“Os Açores são a única região que tem um diplomata a tempo inteiro”

Kathryn Ryan Hammond, cônsul dos Estados Unidos em Ponta Delgada, numa entrevista a propósito dos 225 anos do consulado, realça a importância da relação dos Estados Unidos com a Região e revela que há cada vez mais famílias norte-americanas a escolher os Açores para residir’




O consulado dos Estados Unidos da América nos Açores já tem 225 anos de história no arquipélago. Efeméride que é assinalada hoje, ainda de forma diferente da inicialmente prevista devido a pandemia de Covid-19. Como será comemorada esta data?
O consulado tem agendados para hoje alguns eventos. Vamos visitar o túmulo de Thomas Hickling, o primeiro cônsul em Ponta Delgada, no Cemitério dos Ingleses e também estamos a trabalhar com a Câmara Municipal de Ponta Delgada para iluminar as Portas da Cidade de vermelho, branco e azul no dia do nosso aniversário. Vamos também afixar pela cidade ‘banners’ com mensagens de congratulação pelo aniversário assinadas por várias personalidades como Devin Nunes, o embaixador dos EUA em Portugal George E. Glass ou o presidente do Governo Regional.

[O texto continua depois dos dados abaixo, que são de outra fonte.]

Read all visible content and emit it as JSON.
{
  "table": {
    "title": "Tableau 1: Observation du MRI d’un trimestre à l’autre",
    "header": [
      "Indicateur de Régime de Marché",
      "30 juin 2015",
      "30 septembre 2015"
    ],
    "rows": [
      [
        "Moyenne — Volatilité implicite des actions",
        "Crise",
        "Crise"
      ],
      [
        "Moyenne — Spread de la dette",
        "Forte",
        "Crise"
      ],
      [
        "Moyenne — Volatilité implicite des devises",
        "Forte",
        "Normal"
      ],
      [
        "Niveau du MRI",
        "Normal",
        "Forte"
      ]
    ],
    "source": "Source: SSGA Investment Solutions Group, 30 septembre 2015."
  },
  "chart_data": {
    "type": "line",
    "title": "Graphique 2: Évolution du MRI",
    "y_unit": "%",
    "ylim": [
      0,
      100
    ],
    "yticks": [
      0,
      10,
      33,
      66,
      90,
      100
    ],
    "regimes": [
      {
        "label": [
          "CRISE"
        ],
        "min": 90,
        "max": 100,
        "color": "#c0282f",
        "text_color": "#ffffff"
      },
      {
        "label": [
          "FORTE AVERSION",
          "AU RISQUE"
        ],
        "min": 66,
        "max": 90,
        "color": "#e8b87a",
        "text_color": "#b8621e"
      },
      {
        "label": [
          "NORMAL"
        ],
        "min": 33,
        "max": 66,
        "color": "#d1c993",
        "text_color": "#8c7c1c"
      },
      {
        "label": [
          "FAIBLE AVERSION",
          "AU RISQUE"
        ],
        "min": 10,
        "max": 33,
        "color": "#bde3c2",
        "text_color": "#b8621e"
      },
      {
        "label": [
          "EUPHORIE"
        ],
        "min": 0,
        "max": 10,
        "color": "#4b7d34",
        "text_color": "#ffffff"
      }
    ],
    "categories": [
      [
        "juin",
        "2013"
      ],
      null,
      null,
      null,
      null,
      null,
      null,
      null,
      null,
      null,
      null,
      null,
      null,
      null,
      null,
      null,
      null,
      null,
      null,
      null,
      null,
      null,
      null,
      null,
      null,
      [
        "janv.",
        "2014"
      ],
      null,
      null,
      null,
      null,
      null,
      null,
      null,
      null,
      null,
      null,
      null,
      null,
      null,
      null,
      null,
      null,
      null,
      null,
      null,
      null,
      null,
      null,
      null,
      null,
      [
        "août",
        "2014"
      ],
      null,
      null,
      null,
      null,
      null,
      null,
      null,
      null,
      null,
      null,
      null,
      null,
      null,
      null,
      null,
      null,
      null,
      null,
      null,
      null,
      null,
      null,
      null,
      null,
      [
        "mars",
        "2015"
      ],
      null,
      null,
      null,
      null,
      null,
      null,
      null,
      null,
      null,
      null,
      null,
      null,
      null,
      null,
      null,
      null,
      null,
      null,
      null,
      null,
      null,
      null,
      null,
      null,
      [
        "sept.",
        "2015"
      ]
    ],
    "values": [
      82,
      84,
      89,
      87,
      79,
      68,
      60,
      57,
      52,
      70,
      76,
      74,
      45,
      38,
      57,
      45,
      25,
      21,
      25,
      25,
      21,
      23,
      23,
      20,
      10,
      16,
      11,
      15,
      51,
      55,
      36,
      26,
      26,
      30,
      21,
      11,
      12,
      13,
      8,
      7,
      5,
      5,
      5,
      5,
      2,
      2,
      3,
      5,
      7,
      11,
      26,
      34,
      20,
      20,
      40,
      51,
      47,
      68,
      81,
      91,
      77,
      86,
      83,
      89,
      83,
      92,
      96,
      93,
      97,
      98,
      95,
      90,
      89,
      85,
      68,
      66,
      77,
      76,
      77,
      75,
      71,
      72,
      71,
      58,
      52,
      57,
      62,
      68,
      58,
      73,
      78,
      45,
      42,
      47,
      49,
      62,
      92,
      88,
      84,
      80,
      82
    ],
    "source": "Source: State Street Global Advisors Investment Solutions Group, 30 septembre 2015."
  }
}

A estas comemorações vai também associar-se a cidade irmã de Ponta Delgada, Fall River, que também vai iluminar a réplica das Portas da Cidade de vermelho, branco e azul.
Também na RTP Açores vai uma programação especial esta noite.


Inicialmente estava previsto um programa mais extenso que teve de ser reduzido devido à pandemia...
O plano inicial era o embaixador dos EUA em Portugal viajar por todas as ilhas dos Açores durante o mês de maio de modo a destacar os intercâmbios educativos assim como culturais que partilhamos devido à nossa longa história. Infelizmente todas as visitas tiveram de ser canceladas, mas esperamos encontrar uma forma de realizar este programa.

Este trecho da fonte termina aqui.